Probability distribution from an image

Removed 2d solutions: 02.11.2008
Original text: 30.10.2008

Problem

The problem is to generate random pixel positions from a probability distribution described by a grayscale image. To visualize the generated pixels we add a constant amount of intensity to the generated position. In the end we rescale the resulting image back to [0, 1] range. Using such a visualization, a correct generation algorithm should convergence towards the original image (or a multiple of it) as the number of generated pixels increases.

Solution

S = an array of 3-tuples (x, y, value), empty at start
cumulativeValue = 0

for each pixel (x, y)
    if image(x, y) > 0
        cumulativeValue += image(x, y)
        append (x, y, cumulativeValue) to S

repeat desired amount of times
    randomValue = random value in [0, cumulativeValue]
    pick the first element s of S that has s.value >= randomValue [*]
    output s

[*] Since S is an array ordered by ‘value’, we can use a binary search to find the element in logarithmic time.

Results

For 10 000 000 points, the algorithm took 10 seconds on my machine.

The original image.

10 000 random pixels.

100 000 random pixels.

1 000 000 random pixels.

10 000 000 random pixels.

100 000 000 random pixels.

Notes

I also tried different approaches to this problem which worked in 2d.
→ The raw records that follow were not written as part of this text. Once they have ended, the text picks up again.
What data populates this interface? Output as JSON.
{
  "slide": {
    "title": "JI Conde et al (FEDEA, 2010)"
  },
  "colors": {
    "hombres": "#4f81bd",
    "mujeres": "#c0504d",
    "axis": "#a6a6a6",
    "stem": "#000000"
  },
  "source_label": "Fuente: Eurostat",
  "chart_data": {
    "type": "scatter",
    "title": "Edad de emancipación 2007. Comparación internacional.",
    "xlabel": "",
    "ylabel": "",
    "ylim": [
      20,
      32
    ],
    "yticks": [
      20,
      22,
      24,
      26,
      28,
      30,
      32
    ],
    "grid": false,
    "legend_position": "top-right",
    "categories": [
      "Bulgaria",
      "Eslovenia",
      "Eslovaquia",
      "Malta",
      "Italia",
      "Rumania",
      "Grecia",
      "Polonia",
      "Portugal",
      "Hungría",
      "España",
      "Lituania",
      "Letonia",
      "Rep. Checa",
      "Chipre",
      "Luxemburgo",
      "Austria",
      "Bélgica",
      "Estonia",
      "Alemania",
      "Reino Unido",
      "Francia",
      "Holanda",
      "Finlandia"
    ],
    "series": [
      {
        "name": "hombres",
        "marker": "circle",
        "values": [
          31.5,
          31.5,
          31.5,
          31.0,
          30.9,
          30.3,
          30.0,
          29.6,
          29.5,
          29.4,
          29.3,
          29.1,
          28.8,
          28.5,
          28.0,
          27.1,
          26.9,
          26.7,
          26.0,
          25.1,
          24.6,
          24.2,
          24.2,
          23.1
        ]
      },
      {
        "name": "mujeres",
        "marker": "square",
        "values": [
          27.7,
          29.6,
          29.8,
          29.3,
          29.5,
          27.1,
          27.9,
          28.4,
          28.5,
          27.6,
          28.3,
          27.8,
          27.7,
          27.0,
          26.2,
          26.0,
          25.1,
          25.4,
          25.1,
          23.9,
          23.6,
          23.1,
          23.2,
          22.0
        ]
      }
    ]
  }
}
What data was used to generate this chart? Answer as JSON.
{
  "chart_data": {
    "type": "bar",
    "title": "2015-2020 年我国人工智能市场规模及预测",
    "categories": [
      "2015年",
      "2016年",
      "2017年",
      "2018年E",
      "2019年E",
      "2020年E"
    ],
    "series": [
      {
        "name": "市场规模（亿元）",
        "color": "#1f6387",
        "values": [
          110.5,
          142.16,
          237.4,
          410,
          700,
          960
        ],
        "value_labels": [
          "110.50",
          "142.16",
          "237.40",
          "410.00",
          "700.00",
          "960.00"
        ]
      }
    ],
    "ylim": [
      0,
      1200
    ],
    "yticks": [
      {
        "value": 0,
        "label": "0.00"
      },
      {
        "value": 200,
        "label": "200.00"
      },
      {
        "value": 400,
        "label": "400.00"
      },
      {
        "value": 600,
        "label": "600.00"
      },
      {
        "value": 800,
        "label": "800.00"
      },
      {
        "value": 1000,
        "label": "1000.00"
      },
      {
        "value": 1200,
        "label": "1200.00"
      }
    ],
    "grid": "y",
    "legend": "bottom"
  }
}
They worked by subdividing the image hierarchically down to a single pixel. However, these approaches gave worse results since they needed log(n) + log(m) = log(nm) random variables per point compared to one random variable for the presented technique. After going through the implementation of these algorithms I am pretty sure that the presented technique is near optimal in practical terms.